Blind Channel gave Finland their best overall finish in years (6th), and they were a big hit with viewers too, who placed them fourth in the televote with a whopping 218 points, only behind Ukraine, and favourites France and Italy.
AWS - 'Viszlát Nyár' (Goodbye Summer) (Hungary, 2018)
21st place in Grand Final
These guys also brought plenty of flames and delivered a knockout performance on stage, but criminally finished well down the order.
Not to be confused with the work-from-home system you probably got used to during the pandemic, metalcore act AWS were Hungary's reps in 2018.
They got their lions share of the pyrotechnics budget, and who could forget one of the guitarists doing a mini stage dive during the breakdown, as lead singer Örs Siklósi (R.I.P.) ran around the stage perimeter screaming his lungs out.
It would be fair to say they created the closest thing to a mosh pit in Eurovision history.
Teräsbetoni - 'Missä Miehet Ratsastaa' (Where Do The Men Ride?) (Finland, 2008)
22nd place in Grand Final
Can somebody explain to me how thunderous riffs, chants of 'Hoo! Ha!' and plenty of leather and headbanging came fifth last?
Sure, we might not have understood what they were saying, and their band name might mean 'Reinforced Concrete' in English, but Teräsbetoni brought power metal with style in the 2008 Contest in Serbia.
Perhaps after Lordi's win two years earlier, fans thought it was a bit same-old same-old from Finland.
Wig Wam - 'In My Dreams' (Norway, 2005)
9th place in Grand Final
Glam metal got its moment to shine in 2005 when Norway entered Wig Wam.
Aside from doing all the cliches and nailing their outfits to a T, 'In My Dreams' was a brilliantly produced track.
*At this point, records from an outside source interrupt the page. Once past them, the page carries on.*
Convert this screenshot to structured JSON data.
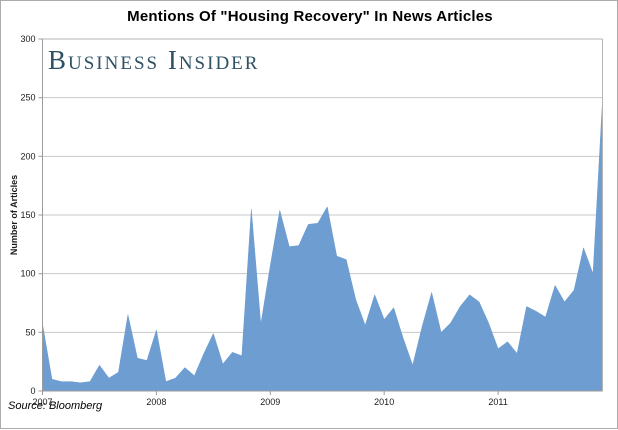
{
  "header": {
    "title": "Mentions Of \"Housing Recovery\" In News Articles"
  },
  "watermark": {
    "text": "Business Insider"
  },
  "source": {
    "label": "Source: Bloomberg"
  },
  "chart_data": {
    "type": "area",
    "title": "Mentions Of \"Housing Recovery\" In News Articles",
    "xlabel": "",
    "ylabel": "Number of Articles",
    "ylim": [
      0,
      300
    ],
    "y_ticks": [
      0,
      50,
      100,
      150,
      200,
      250,
      300
    ],
    "x_tick_labels": [
      "2007",
      "2008",
      "2009",
      "2010",
      "2011"
    ],
    "months_per_tick": 12,
    "start": "2007-01",
    "end": "2011-12",
    "grid": true,
    "legend": false,
    "area_color": "#6D9DD1",
    "grid_color": "#c8c8c8",
    "axis_color": "#9b9b9b",
    "border_color": "#b3b3b3",
    "values": [
      57,
      10,
      8,
      8,
      7,
      8,
      22,
      11,
      16,
      65,
      28,
      26,
      52,
      8,
      11,
      20,
      13,
      32,
      49,
      23,
      33,
      30,
      155,
      57,
      107,
      154,
      123,
      124,
      142,
      143,
      157,
      115,
      112,
      78,
      56,
      82,
      61,
      71,
      45,
      22,
      55,
      84,
      50,
      58,
      72,
      82,
      76,
      58,
      36,
      42,
      32,
      72,
      68,
      63,
      90,
      76,
      86,
      122,
      100,
      248
    ]
  }
}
Lead singer Glam (yes, that's the stage name he went for) commanded the stage, and was well supported by guitarist Teeny, bassist Flash and drummer Sporty, along with the backing vocal chicks who came along for the ride.
Good luck getting that killer chorus out of your head (C'mon, C'mon, C'mon!).
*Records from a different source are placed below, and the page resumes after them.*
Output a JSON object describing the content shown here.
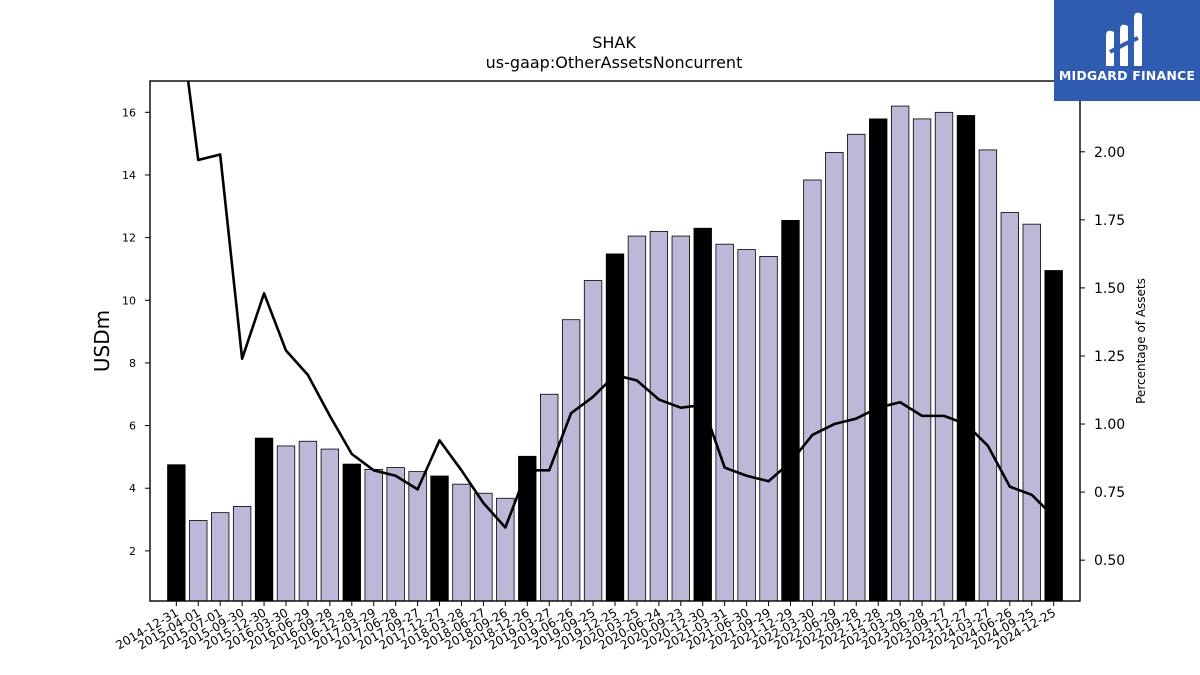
{
  "brand": {
    "name": "MIDGARD FINANCE",
    "bg": "#2f5bb0"
  },
  "chart_data": {
    "type": "bar",
    "title": "SHAK",
    "subtitle": "us-gaap:OtherAssetsNoncurrent",
    "ylabel": "USDm",
    "y2label": "Percentage of Assets",
    "ylim": [
      0.4,
      17.0
    ],
    "y2lim": [
      0.35,
      2.26
    ],
    "yticks": [
      "2",
      "4",
      "6",
      "8",
      "10",
      "12",
      "14",
      "16"
    ],
    "y2ticks": [
      "0.50",
      "0.75",
      "1.00",
      "1.25",
      "1.50",
      "1.75",
      "2.00"
    ],
    "grid": false,
    "colors": {
      "annual": "#000000",
      "quarter": "#bcb8d8",
      "line": "#000000"
    },
    "categories": [
      "2014-12-31",
      "2015-04-01",
      "2015-07-01",
      "2015-09-30",
      "2015-12-30",
      "2016-03-30",
      "2016-06-29",
      "2016-09-28",
      "2016-12-28",
      "2017-03-29",
      "2017-06-28",
      "2017-09-27",
      "2017-12-27",
      "2018-03-28",
      "2018-06-27",
      "2018-09-26",
      "2018-12-26",
      "2019-03-27",
      "2019-06-26",
      "2019-09-25",
      "2019-12-25",
      "2020-03-25",
      "2020-06-24",
      "2020-09-23",
      "2020-12-30",
      "2021-03-31",
      "2021-06-30",
      "2021-09-29",
      "2021-12-29",
      "2022-03-30",
      "2022-06-29",
      "2022-09-28",
      "2022-12-28",
      "2023-03-29",
      "2023-06-28",
      "2023-09-27",
      "2023-12-27",
      "2024-03-27",
      "2024-06-26",
      "2024-09-25",
      "2024-12-25"
    ],
    "series": [
      {
        "kind": "bar",
        "values": [
          4.75,
          2.97,
          3.22,
          3.42,
          5.6,
          5.35,
          5.5,
          5.25,
          4.77,
          4.6,
          4.66,
          4.53,
          4.39,
          4.13,
          3.84,
          3.68,
          5.02,
          7.0,
          9.38,
          10.63,
          11.48,
          12.05,
          12.2,
          12.05,
          12.3,
          11.79,
          11.62,
          11.4,
          12.55,
          13.84,
          14.72,
          15.3,
          15.79,
          16.2,
          15.79,
          16.0,
          15.9,
          14.8,
          12.8,
          12.43,
          10.95
        ],
        "annual": [
          true,
          false,
          false,
          false,
          true,
          false,
          false,
          false,
          true,
          false,
          false,
          false,
          true,
          false,
          false,
          false,
          true,
          false,
          false,
          false,
          true,
          false,
          false,
          false,
          true,
          false,
          false,
          false,
          true,
          false,
          false,
          false,
          true,
          false,
          false,
          false,
          true,
          false,
          false,
          false,
          true
        ]
      },
      {
        "kind": "line",
        "axis": "right",
        "values": [
          2.6,
          1.97,
          1.99,
          1.24,
          1.48,
          1.27,
          1.18,
          1.03,
          0.89,
          0.83,
          0.81,
          0.76,
          0.94,
          0.83,
          0.71,
          0.62,
          0.83,
          0.83,
          1.04,
          1.1,
          1.18,
          1.16,
          1.09,
          1.06,
          1.07,
          0.84,
          0.81,
          0.79,
          0.86,
          0.96,
          1.0,
          1.02,
          1.06,
          1.08,
          1.03,
          1.03,
          1.0,
          0.92,
          0.77,
          0.74,
          0.66
        ]
      }
    ]
  }
}
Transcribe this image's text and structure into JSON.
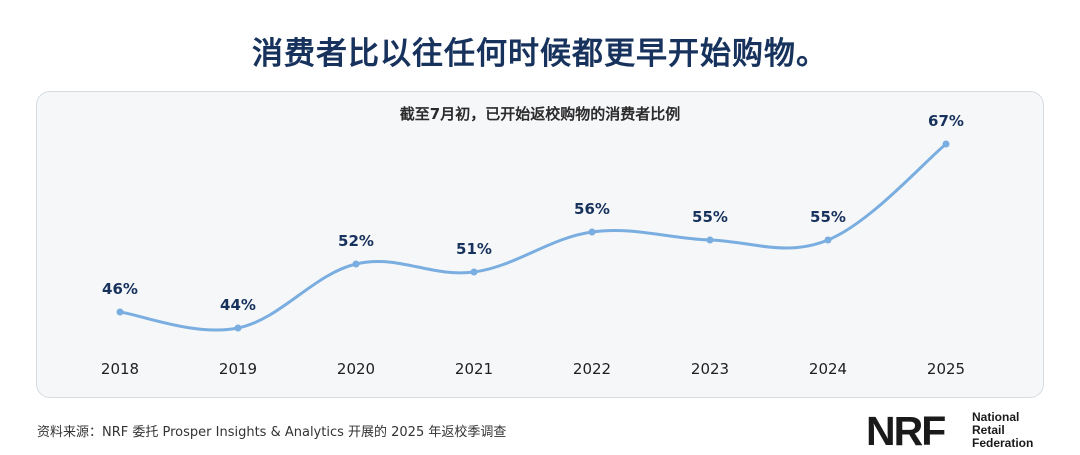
{
  "headline": "消费者比以往任何时候都更早开始购物。",
  "source": "资料来源：NRF 委托 Prosper Insights & Analytics 开展的 2025 年返校季调查",
  "logo": {
    "mark": "NRF",
    "lines": [
      "National",
      "Retail",
      "Federation"
    ]
  },
  "colors": {
    "headline": "#17325c",
    "line": "#7aaee0",
    "point": "#7aaee0",
    "label": "#17325c"
  },
  "chart_data": {
    "type": "line",
    "title": "截至7月初，已开始返校购物的消费者比例",
    "categories": [
      "2018",
      "2019",
      "2020",
      "2021",
      "2022",
      "2023",
      "2024",
      "2025"
    ],
    "values": [
      46,
      44,
      52,
      51,
      56,
      55,
      55,
      67
    ],
    "value_labels": [
      "46%",
      "44%",
      "52%",
      "51%",
      "56%",
      "55%",
      "55%",
      "67%"
    ],
    "unit": "%",
    "grid": false,
    "legend": "none",
    "ylim": [
      40,
      70
    ]
  }
}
Hatari - 'Hatrið mun sigra' (Hate Will Prevail) (Iceland, 2019)
10th place in Grand Final
Alright, they're not exactly amped-up rock, but Hatari bought a different kind of heavy with their dark synthy beats, industrial sounds and oh-so-gothic vocals in Tel Aviv in 2019.
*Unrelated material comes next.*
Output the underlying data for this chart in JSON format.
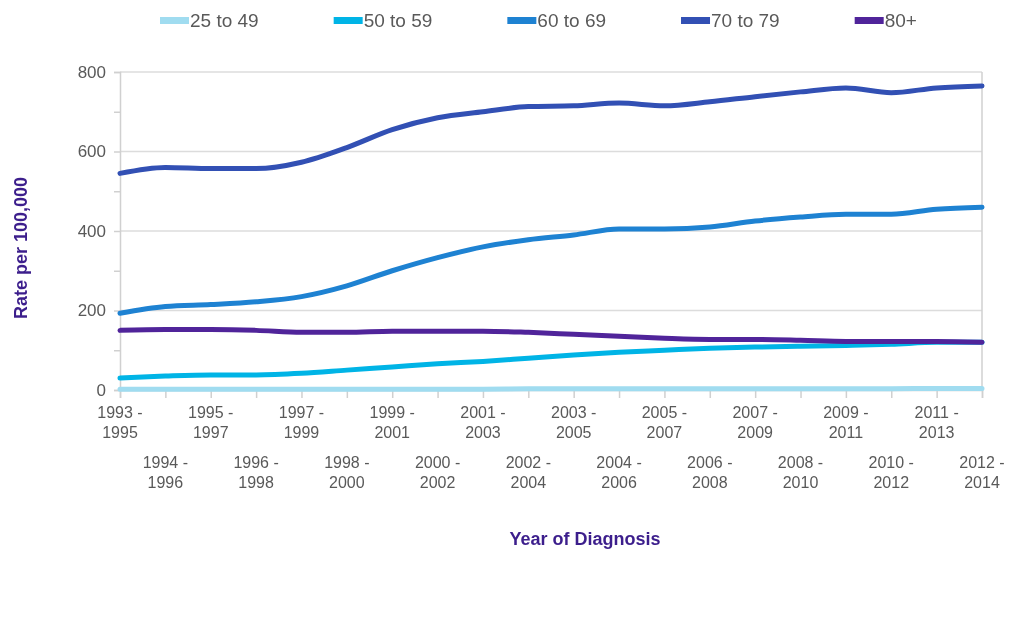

Decked out in BDSM gear, not only did they deliver Iceland its first Grand Final qualification in five years, they also gave the country its first top 10 finish in a decade.
And after THAT controversial stunt supporting Palestine when their votes came through, it's fair to say the band left a mark in lots of fans' minds.
And, an honourable mention to:
Voyager - 'Dreamer' (Australia Decides 2022)
2nd place at 'Eurovision - Australia Decides'
I'll get it straight off my chest - the jury system robbed these guys from repping Australia in Turin this year, and I daresay a lot of the Australia Decides viewers would agree with me.
Some prog metal songs can be really... REALLY long with all sorts of twists and turns, but Voyager managed to bottle it all up and bring it to the masses in a three-minute banger with 'Dreamer'. Throw in plenty of white lights and a killer live performance, and they were the clear winners of the public vote, earning a maximum of 60 points.
While it will be hard to top 'Dreamer', fingers crossed Voyager give Australia Decides another go in the future, they deserve the opportunity to show Europe what they've got.
So there you have it - some of the best heavy entries we've seen at Eurovision in recent years. While we can probably rely on the Scandi nations to give us a few more amped-up offerings in the years to come, fingers crossed we see more countries go down this path and give us something to rock out to in the early hours of Sunday morning at least once a year.